Reality for machine intelligence: internal vs consensus

Is it really possible to discuss reality and perception and experience and intelligence without consciousness?

We are discussing perception and something must perceive. I think that this is currently the crux of why most machine intelligence efforts fall short of being considered intelligence - there is nothing inside - no ego of any kind. I don’t subscribe to the soul but I do think that there must be a personal frame of experiential reference. I really can’t conceive of an intelligence without this.

The “meh” aspect is that for any agent that has this personal frame of reference it will be personal and not accessible. We can create artificial agents where we have considerable control of the relationship between the defined ego and the senses and even know that a second one will be identical to the first to the point where we can say that they have identical experiences but we human will never know what they experience.

In the example that I have given you allude to self reporting so different that comparing our attempts to self report deviate to the point where we know that something must be different.

Point taken.

How do I self report what my perception of a color looks like to me and what is your frame of reference to interpret that? I can use color patches to develop a continuum and similarity, I can certainly say that this color is almost the same as that one. I can’t say what that perception redness feels like in any what that allows you absolutely know that you are feeling the same thing. People have tried and failed.

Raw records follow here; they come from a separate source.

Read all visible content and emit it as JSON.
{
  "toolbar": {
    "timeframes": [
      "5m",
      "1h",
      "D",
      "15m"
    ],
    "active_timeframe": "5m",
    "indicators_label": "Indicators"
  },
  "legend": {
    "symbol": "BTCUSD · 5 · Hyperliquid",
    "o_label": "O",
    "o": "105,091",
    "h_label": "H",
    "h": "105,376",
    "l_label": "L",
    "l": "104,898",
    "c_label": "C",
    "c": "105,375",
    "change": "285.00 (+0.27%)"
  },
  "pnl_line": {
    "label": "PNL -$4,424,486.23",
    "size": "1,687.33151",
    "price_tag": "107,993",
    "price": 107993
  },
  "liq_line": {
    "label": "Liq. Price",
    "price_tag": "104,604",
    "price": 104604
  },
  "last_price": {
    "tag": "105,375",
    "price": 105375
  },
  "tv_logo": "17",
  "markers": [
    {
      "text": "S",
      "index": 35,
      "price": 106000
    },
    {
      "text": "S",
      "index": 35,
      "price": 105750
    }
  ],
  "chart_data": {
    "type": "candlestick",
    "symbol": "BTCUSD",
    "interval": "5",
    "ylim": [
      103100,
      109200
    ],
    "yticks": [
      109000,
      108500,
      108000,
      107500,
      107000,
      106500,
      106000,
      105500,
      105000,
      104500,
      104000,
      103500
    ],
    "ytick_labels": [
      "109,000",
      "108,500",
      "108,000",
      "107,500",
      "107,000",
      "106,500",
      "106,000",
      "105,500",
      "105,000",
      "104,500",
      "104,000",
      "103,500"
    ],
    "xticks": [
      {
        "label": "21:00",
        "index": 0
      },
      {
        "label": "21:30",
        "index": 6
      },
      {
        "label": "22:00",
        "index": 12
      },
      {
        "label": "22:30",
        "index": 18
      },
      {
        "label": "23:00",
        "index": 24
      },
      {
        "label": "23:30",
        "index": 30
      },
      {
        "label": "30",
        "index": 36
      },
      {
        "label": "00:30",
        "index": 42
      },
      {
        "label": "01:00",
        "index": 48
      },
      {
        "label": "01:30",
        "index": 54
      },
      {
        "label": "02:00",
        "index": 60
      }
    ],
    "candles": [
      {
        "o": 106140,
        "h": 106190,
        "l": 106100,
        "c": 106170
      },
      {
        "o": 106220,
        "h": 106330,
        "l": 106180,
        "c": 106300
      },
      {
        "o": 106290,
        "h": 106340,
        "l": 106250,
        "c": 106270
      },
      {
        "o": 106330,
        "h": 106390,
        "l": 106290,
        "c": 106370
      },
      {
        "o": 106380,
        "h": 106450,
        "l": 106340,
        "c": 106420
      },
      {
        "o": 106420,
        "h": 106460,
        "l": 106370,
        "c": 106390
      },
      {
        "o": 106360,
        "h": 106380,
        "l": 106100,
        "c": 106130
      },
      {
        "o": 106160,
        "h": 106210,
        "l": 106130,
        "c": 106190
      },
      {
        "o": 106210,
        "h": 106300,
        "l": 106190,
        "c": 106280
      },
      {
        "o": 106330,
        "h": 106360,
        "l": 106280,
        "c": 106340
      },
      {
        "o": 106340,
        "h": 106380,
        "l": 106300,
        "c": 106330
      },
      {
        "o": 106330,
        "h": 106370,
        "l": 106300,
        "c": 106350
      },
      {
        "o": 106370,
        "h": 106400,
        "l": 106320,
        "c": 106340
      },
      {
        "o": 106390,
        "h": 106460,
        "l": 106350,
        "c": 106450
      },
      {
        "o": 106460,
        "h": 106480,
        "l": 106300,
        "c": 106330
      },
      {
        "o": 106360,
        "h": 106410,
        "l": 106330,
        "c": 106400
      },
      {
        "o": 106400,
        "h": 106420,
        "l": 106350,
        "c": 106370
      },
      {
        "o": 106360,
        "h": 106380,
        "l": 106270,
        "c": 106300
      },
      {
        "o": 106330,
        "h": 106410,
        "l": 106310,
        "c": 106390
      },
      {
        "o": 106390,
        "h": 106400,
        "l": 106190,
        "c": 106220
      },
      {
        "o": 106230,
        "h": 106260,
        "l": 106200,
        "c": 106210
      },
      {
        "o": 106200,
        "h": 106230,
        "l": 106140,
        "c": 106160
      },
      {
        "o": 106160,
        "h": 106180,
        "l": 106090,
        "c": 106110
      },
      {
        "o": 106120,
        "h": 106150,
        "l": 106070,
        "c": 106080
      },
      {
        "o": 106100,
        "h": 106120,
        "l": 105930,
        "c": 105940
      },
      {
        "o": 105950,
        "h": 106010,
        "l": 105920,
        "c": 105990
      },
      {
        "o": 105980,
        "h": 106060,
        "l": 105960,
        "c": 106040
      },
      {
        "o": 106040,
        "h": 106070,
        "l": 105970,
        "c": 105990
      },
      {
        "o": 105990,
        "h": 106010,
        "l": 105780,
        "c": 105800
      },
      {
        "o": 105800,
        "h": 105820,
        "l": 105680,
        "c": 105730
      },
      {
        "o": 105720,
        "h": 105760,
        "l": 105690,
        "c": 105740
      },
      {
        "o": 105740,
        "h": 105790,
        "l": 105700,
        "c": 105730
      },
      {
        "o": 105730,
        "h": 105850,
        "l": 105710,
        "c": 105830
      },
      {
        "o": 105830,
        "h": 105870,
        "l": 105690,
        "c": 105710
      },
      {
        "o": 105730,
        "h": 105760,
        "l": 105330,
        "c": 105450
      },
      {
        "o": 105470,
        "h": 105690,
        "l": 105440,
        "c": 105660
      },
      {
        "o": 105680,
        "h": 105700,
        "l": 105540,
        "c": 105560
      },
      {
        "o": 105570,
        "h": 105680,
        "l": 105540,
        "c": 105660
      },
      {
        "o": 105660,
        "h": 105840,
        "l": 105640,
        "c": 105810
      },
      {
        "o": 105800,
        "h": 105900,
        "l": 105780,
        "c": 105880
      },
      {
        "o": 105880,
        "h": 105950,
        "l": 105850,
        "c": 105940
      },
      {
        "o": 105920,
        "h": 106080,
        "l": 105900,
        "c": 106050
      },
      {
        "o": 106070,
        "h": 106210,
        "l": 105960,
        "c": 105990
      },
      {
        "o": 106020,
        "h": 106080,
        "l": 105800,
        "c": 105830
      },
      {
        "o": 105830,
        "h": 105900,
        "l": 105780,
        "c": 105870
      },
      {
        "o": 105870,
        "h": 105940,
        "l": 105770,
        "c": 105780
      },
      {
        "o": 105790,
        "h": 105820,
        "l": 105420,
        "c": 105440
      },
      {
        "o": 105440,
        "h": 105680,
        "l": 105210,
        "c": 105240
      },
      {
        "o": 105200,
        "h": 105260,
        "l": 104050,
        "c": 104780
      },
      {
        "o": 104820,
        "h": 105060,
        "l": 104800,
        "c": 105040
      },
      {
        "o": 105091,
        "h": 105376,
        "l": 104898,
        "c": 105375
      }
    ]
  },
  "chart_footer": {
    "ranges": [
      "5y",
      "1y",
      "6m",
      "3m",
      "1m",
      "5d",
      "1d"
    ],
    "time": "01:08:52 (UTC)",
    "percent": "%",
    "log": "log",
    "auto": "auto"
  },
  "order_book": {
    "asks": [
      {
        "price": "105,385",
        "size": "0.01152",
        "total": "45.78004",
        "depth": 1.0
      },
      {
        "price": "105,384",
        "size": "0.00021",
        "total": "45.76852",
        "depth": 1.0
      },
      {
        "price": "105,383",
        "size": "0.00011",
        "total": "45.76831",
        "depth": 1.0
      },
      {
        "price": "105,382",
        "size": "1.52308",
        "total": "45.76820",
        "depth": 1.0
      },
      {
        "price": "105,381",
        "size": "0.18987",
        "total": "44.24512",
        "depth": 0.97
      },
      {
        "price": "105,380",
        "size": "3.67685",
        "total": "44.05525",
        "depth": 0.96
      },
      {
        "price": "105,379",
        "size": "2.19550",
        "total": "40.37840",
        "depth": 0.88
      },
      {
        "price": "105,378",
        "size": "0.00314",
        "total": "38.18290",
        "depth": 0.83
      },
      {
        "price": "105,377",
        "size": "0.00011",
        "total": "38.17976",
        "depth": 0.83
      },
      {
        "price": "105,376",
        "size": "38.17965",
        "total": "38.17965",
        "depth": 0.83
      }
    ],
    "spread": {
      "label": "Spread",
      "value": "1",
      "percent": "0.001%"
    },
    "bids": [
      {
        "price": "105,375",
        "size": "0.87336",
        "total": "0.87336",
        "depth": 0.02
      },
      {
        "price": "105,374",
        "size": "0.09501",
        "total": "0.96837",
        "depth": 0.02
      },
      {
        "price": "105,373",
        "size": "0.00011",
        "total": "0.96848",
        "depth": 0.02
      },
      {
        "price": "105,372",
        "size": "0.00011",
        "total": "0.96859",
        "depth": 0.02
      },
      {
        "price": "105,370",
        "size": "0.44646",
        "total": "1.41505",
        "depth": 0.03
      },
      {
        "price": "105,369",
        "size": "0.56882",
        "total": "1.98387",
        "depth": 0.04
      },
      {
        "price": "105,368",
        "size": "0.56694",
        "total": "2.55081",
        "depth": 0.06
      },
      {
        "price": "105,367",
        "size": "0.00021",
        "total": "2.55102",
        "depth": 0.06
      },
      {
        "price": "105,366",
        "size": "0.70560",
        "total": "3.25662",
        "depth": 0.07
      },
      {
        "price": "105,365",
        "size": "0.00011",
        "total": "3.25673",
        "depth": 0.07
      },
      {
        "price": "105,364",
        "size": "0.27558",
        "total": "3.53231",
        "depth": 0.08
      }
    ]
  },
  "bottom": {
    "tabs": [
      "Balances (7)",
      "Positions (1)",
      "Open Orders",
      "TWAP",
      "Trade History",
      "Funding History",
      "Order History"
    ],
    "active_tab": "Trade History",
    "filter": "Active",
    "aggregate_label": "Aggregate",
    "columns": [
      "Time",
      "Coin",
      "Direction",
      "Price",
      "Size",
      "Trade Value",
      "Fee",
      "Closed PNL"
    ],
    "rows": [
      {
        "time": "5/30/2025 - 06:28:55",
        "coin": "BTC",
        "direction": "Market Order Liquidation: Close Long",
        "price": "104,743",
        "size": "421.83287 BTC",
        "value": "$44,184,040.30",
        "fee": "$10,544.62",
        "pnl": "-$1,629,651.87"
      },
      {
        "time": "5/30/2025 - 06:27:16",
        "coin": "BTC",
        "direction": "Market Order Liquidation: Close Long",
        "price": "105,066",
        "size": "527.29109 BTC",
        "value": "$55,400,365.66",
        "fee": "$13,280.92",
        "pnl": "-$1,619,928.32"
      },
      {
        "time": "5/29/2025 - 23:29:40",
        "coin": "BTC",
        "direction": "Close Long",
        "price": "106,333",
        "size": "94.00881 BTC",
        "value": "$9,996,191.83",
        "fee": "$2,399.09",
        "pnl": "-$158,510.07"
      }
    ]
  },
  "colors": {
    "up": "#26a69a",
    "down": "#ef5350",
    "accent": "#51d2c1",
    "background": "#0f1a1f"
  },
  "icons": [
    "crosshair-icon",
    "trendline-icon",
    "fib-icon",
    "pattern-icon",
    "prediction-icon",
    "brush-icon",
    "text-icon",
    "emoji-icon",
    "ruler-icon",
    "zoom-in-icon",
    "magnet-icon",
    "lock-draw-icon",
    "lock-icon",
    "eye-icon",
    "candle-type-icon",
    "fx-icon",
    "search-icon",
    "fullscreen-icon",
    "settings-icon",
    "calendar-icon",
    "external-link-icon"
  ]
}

Perhaps you are familiar with color calibration. It’s a big thing in painting and people spend a lot of effort in trying to make sure that what the customer sees and approves in the digital presentation is the same thing that will roll off the production line. In this case we can control the wavelengths emitted and the sensing on the calibration equipment. I have pages of color swaths and we use them in presentation. Even with all that - it is very hard to account for the perception differences in transmitted vs reflected light. The spectrum of the illumination is a huge factor. I work in quality control and getting two painted items to look the same in all lighting conditions is fiendishly difficult. If two items on the same machine look very different it can make the final product look cheap or defective. I do know that there are people that can see difference that I can’t. As the QC manager in my company I find these people to be very annoying.

It is only relatively recently that human self reporting and testing has closed in on Monochromacy, Dichromacy, Tetrachromacy, and Pentachromacy. This is just in the perception mechanism. We still really don’t have the tools to understand how these senses are registered in the brain.

If we are defining the precise vocabulary to create machine intelligence then precision in definition is absolutely correct and desirable.

If we are trying to apply those definitions to the human condition the current state of the art is not up to the task. There may come a time were we can capture the exact patterns that define our perception and transmit them to a brain where the individual whorls and wiring are different and know that we will still capture the red of redness but until that day my focus will stay closer to the utility of the consensus value as the most important parameter in humans.